The Association for Psychosocial Studies (APS) is a learned society in the United Kingdom dedicated to promoting the academic discipline of psychosocial studies. The association publishes an academic journal, The Journal of Psychosocial Studies The Association for Psychosocial Studies was formed in 2013 in order to formalise and carry forward the work of developing Psychosocial Studies in the UK. The APS emerged from the Psychosocial Studies Network, which had organised annual conferences at the major university bases for Psychosocial Studies since 2008. The APS is a charitable trust and is recognised as a Learned Society by the Academy of Social Sciences.

==Founding members==
Formed in 2013, the founding members of the association are: John Adlam, Phoebe Beedell, Tamara Bibby, Jo Brown, Rose Capdevila, Zoe Charalambous, Karen Ciclitira, Lita Crociani-Windland, Lynn Froggett, Stephen Frosh, Elizabeth Frost, Andi Fugard, Jason Glynos, Birgitta Haga Gripsrud, Rex Haigh, Ambrose Hogan, Paul Hoggett, Wendy Hollway, Shona Hunter, Rebecca Hutten, Luis Jiminez, David W. Jones, Warren Kinston, Helen Lucey, Jean McAvoy, James Martin, Claudia Megele, Yvonne Parry, Heather Price, Ellen Ramvi, Peter Redman, Barry Richards, Sasha Roseneil, Michael Rustin, Chris Scanlon, Gary Spencer-Humphrey, Paul Stenner, Jem Thomas, Isobel Urquhart, Julie Walsh, and Tom Wengraf.

==Steering committee==
- Lynn Froggett, Chair (University of Central Lancashire)
- David W. Jones, Honorary Treasurer & Communications Officer (The Open University)
- Jacob Johanssen, Honorary Membership Secretary (St.
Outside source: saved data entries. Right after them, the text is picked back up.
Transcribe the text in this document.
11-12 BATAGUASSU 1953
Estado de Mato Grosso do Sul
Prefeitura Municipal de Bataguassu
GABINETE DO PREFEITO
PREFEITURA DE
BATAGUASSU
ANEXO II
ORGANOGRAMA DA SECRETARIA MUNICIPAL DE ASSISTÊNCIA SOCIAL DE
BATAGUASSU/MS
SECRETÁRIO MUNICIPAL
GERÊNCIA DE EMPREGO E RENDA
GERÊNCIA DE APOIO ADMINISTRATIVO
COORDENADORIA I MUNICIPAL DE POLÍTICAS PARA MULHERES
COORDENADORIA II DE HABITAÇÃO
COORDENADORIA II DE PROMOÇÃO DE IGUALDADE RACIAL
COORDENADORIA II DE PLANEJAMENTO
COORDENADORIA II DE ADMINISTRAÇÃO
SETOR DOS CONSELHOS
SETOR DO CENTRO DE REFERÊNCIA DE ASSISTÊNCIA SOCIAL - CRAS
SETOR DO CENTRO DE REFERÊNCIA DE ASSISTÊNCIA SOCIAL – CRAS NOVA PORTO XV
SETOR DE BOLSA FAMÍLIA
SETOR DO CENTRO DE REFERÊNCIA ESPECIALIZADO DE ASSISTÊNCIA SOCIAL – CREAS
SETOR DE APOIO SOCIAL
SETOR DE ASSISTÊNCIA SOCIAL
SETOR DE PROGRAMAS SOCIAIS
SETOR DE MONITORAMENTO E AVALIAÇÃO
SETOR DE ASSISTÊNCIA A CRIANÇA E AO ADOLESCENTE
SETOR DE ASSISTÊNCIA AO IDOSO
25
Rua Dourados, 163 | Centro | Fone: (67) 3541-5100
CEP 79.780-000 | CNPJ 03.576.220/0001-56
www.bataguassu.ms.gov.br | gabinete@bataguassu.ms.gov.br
Mary's University)
- Elizabeth Frost (University of West of England)
- Luis Jiminez (University of East London)
- Claudia Lapping (University College London)
- Chris Scanlon (Consultant Psychotherapist and Group Analyst)
- Candida Yates (Bournemouth University)
- Lita Crociani-Windland
- Nini Fang
- Anthony Faramelli

==Objectives==
The APS objectives are:

- the advancement of education and research in the field of Psychosocial Studies, and publication of the results of such research,

- the promotion of the field of Psychosocial Studies as an academic discipline and the dissemination of knowledge concerning Psychosocial Studies,

- the advancement of education for the public benefit in Psychosocial Studies across different disciplines and educational sectors,

- to contribute to the advancement of public health and well-being, particularly in relation to mental health.

== Journal of Psychosocial Studies ==
According to the Aims and Scope of the journal, Psychosocial Studies draws on a range of disciplines to explore the interactive relationships between self, culture and society. While often focusing on affect and emotion, they explore the complexities of subjectivity and experience as it is lived and shaped in different contexts and settings. This approach is defined by a commitment to exploration of the links between the internal and external worlds; both the deeply personal and profoundly social.

The journal seeks to publish "papers that bring a psychosocial perspective that might help us understand a range of contemporary social phenomena. This might be work on family life, welfare practices, criminal justice issues, youth work or cultural products (such as film, art and literature).